Aku sengaja tidak memberitahu emak
dan Ratna masalah kepulanganku, aku ingin memberikan kejutan pada mereka.
***
“Naik becak, Bang, mau diantar
kamano, ayok lah, murah sajo, Ledong, Sunge Payang, ato ka Pulo Simardan?”[2] baru saja aku tiba di
Stasiun Kereta Api Tanjung Balai, para tukang ojek dan becak itu pun
berlomba-lomba untuk mendapatkan penumpang.
“Tidak, Bang, Naek RBT sajo”. Aku
memilih menaiki RBT[3],
selain ongkosnya lebih murah dari becak, juga cepat.

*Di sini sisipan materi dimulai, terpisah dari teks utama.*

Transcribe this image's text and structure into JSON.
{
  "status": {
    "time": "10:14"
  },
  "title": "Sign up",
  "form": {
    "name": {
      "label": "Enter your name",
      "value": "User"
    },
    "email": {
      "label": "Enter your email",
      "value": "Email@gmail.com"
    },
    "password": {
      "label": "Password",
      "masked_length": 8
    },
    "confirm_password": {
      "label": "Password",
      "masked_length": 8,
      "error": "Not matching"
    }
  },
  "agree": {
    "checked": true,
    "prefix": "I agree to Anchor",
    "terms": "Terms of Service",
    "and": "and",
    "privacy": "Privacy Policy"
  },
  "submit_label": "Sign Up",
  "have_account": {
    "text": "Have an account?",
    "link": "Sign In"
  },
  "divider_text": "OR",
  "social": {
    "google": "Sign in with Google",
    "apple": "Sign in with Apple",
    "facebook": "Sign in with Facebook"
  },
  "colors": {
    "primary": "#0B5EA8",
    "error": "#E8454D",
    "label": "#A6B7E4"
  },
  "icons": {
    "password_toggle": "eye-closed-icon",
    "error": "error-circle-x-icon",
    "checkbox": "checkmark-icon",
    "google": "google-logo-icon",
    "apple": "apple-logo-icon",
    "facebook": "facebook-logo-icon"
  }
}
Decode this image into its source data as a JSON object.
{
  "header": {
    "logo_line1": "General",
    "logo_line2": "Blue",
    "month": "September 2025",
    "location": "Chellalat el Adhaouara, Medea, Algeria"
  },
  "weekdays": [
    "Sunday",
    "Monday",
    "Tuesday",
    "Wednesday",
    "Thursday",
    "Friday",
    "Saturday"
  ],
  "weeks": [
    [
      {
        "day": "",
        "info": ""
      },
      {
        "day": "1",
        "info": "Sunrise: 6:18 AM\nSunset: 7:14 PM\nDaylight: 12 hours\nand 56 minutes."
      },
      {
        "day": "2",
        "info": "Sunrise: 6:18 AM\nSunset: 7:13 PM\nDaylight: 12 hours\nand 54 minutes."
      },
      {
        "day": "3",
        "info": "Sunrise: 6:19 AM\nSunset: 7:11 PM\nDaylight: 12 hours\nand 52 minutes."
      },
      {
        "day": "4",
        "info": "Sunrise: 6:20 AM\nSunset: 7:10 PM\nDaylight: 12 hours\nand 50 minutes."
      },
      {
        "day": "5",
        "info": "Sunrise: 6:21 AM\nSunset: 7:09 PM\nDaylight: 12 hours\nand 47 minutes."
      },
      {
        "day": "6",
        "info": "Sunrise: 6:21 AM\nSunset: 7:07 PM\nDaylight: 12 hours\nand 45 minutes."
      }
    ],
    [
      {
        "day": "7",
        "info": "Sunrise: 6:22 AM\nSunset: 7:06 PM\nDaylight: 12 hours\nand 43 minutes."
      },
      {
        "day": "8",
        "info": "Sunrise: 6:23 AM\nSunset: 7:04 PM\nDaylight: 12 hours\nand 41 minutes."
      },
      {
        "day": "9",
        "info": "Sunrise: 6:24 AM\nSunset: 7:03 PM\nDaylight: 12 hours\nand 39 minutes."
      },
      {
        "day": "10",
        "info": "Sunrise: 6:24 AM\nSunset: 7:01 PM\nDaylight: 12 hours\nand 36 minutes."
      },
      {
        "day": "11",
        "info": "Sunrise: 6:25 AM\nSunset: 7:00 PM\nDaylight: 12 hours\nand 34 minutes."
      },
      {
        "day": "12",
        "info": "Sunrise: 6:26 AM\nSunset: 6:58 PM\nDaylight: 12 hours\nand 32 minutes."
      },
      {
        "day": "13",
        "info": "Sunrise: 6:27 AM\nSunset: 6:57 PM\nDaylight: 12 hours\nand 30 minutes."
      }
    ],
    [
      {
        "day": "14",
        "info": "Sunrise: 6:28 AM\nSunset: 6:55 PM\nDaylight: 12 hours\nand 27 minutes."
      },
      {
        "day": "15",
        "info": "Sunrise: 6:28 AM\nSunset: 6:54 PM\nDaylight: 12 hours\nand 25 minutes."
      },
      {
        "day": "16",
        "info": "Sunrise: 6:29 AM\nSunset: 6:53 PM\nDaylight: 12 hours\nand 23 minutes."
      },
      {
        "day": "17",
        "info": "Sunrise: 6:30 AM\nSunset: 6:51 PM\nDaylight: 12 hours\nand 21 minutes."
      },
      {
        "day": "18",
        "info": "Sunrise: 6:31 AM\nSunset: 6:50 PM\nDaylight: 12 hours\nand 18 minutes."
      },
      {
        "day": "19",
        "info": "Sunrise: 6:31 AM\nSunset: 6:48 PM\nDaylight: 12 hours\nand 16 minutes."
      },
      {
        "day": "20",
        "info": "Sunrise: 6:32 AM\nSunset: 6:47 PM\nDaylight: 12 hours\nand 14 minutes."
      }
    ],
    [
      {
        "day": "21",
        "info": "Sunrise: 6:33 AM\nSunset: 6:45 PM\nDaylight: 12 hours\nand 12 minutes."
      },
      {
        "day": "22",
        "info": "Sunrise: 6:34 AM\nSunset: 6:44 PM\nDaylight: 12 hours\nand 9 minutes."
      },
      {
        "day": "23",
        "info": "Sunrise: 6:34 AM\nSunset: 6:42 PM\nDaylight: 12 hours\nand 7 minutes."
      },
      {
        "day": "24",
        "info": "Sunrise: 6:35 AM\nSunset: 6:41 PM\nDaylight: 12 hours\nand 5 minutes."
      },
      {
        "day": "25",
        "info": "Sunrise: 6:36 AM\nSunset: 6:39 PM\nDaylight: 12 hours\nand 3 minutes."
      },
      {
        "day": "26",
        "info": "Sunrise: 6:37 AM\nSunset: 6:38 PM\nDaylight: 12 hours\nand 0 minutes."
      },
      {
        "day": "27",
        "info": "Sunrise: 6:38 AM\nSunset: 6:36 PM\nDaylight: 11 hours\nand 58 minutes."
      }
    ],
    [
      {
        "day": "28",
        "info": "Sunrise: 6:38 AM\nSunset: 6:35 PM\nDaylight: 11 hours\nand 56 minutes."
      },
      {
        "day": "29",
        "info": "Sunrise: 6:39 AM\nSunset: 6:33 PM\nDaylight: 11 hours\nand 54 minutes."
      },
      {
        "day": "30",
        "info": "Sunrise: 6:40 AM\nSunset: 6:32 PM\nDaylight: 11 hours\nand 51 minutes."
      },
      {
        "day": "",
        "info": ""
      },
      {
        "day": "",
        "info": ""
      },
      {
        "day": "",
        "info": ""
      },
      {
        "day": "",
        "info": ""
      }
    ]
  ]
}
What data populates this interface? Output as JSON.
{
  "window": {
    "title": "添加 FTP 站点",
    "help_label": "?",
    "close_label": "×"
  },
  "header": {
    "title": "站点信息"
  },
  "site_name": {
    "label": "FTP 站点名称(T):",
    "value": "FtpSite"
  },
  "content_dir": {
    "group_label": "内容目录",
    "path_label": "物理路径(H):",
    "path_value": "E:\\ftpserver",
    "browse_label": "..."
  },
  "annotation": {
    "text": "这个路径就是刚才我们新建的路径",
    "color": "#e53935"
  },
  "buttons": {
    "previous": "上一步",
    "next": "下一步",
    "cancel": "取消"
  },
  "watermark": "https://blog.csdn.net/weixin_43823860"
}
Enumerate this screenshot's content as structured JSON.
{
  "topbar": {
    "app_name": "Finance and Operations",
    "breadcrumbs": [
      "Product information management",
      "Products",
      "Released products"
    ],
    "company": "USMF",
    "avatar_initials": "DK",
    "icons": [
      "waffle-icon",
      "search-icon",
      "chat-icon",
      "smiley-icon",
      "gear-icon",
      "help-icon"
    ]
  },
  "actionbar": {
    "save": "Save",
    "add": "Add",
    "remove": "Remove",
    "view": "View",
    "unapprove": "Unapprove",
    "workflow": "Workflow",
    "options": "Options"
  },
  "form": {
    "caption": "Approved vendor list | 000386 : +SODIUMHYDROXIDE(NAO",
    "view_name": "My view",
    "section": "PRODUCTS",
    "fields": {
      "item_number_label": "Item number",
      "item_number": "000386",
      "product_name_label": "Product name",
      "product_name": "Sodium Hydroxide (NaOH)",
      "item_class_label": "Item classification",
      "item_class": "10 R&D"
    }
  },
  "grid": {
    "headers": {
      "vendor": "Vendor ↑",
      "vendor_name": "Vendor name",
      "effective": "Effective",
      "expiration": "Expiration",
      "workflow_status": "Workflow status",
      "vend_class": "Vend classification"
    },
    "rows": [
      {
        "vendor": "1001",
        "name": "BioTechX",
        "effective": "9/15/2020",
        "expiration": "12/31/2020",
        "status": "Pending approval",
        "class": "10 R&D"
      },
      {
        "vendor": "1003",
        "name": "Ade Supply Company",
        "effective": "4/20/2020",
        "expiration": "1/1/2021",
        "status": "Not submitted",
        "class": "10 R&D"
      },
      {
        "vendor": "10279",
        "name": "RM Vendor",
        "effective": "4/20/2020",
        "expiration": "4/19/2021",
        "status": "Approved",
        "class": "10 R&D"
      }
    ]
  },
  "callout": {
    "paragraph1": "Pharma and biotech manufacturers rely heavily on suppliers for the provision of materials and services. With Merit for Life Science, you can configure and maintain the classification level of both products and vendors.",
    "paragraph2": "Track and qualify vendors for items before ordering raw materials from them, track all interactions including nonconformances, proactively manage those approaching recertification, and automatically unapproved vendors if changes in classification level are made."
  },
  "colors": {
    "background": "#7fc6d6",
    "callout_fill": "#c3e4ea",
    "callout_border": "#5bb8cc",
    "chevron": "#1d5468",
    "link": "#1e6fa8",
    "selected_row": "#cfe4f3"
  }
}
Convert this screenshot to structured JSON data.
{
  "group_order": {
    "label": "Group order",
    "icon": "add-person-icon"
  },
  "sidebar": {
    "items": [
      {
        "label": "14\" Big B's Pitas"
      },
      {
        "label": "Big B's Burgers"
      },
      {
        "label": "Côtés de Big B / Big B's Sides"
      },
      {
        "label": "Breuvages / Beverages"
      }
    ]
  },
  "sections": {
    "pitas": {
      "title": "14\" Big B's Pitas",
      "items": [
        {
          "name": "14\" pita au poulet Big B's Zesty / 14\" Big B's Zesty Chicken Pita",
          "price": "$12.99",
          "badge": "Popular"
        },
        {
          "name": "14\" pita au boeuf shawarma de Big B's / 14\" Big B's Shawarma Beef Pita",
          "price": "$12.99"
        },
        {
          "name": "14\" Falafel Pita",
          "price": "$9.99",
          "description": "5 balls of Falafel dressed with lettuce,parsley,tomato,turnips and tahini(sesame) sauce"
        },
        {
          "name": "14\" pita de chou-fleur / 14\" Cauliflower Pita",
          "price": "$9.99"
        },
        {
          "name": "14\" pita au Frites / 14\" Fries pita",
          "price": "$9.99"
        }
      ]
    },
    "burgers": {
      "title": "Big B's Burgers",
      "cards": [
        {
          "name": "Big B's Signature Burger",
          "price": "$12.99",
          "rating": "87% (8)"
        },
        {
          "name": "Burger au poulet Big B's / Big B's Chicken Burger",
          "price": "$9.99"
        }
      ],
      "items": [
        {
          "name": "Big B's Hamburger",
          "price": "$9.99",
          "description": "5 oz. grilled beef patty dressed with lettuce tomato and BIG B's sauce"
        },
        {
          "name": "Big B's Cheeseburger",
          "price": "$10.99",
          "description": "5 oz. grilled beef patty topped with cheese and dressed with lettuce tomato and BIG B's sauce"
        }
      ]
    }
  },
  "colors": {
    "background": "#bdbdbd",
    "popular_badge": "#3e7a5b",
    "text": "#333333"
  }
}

Aku pun mulai memasuki kawasan
kecamatan Sei. Kepayang. Sudah berpuluh tahun jalan di kecamatan ini tidak
pernah bagus. Kalau musim hujan, pasti jalannya becek, berlumpur dan banjir.
Tapi kalau musim kemarau, jalannya berdebu dan berlobang. Di perjalanan aku seperti menaiki kuda lantaran
jalannya yang berlobang. Sudah lebih dari puluhan anggota DPR yang lolos dari
kecamatan ini, namun jalannnya tidak pernah berubah, entah apa yang mereka
lakukan digedung yang full ac itu.
Persis di gang menuju rumah aku
berhenti, kubayar ongkos dua puluh
ribu.
“Tarimo kasih, Bang.”
“Samo-samo.” Jawab tukang ojek itu
seraya berlalu dari hadapanku.
Aku sedikit terkejut, di depan rumahku banyak orang, secepat kilat
kulihat seorang perempuan yang tak lain adalah adikku Ratna mengejar dan
memelukku sambil
menangis.
“Bang, emak sudah tiada, emak pergi
meninggalkan kita, Bang.” Suara Ratna membuatku jatuh, ambruk, bersamaan dengan dua buah jilbab yang kutenteng di tangan
kiriku. Jilbab yang ingin kuberikan pada emak dan Ratna. Air mataku meleleh,
aku tidak dapat berkata apa-apa.
“Emak…!” di tengah kumpulan
orang-orang, aku menjerit sejadi-jadinya, semua orang melihatku terharu.
“Kenapa tidak kasi tahu Abang, Dek?”
“Sudah puluhan kali Ratna telpon dan
sms Abang, tapi HP abang tidak aktif-aktif. Ratna bingung, Bang, entah apa yang
ingin Ratna perbuat. Pak Karyo dan Pak Ucok sudah menyusul abang ke Medan,
mungkin mereka baru sampai di Medan.” Ratna memelukku erat, aku baru sadar
kalau HP ku sewaktu hujan tadi ku non aktifkan dan aku tidak ingat untuk mengaktifkannya kembali.
Kulihat wajah emak cerah, tersenyum
tapi matanya tertutup. Aku tidak bisa menahan tangis, baru saja emak merasakan
kebahagiaan melihatku wisuda, tapi sekarang emak sudah pergi meninggalkan aku
dan Ratna. Jilbab ini, gaji pertama ini, ingin kuberikan pada emak, tapi
sekarang emak tidak bisa menggunakannya lagi. Dalam tangisku, aku berdoa
“Ya, Allah, lapangkanlah kubur emak,
berikan dia kemudahan dalam menjalani soal-soal di dalam kuburnya, jadikanlah perjuangannya selama ini menjadi saksi penolongnya, Amin.
[1] Pasar tradisional
[2] Naik Becak, Bang, mau diantar kemana, ayo lah, murah saja. Ledong, Sei. Kepayang, atau ke Pulau Simardan?